In the case of traditional loans, applying for additional credit to pay off a previous debt would be quickly noticed by any issuer because of the standardization of a national credit history.

Bitcoin and other cryptocurrencies are not bound by the same restrictions though, as interested parties can easily purchase digital monies with a credit card at a cryptocurrency exchange like Coinbase.

Going purely by the digital currency’s performance over 2017, it is somewhat easy to see why a new investor could be lured into a sense of false security. It is easy, after all, to hold the belief that the value of bitcoin will continue rising indefinitely.

More realistically, however, it is entirely possible that the cryptocurrency ecosystem could soon experience a bear market. A similar event occurred between 2013 and 2015 following the collapse of Mt.

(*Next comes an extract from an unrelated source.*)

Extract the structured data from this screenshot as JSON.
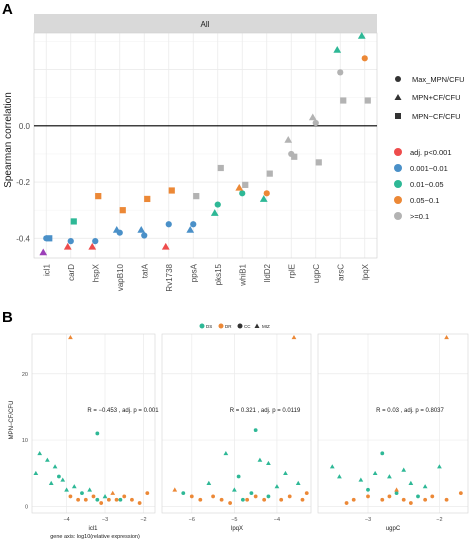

Gox, the world’s largest bitcoin exchange at the time.

If something similar happens, a lot of new investors will rush to sell their holdings, potentially at a significant loss, finally leaving them with a debt that they cannot possibly repay in the expected time frame.

Ardent supporters of digital currencies, in general, will understandably deny that the cryptocurrency market is currently a bubble. But if the majority of investors suddenly have debts to pay, it is unlikely they will hold their assets in bitcoin, ether or litecoin.

Such a sudden, unidirectional shift of wealth from cryptocurrencies to traditional fiat would also cause irrevocable damage to the identity of digital assets and could go on to prove, with almost absolute certainty, that the entire market was indeed a bubble all along.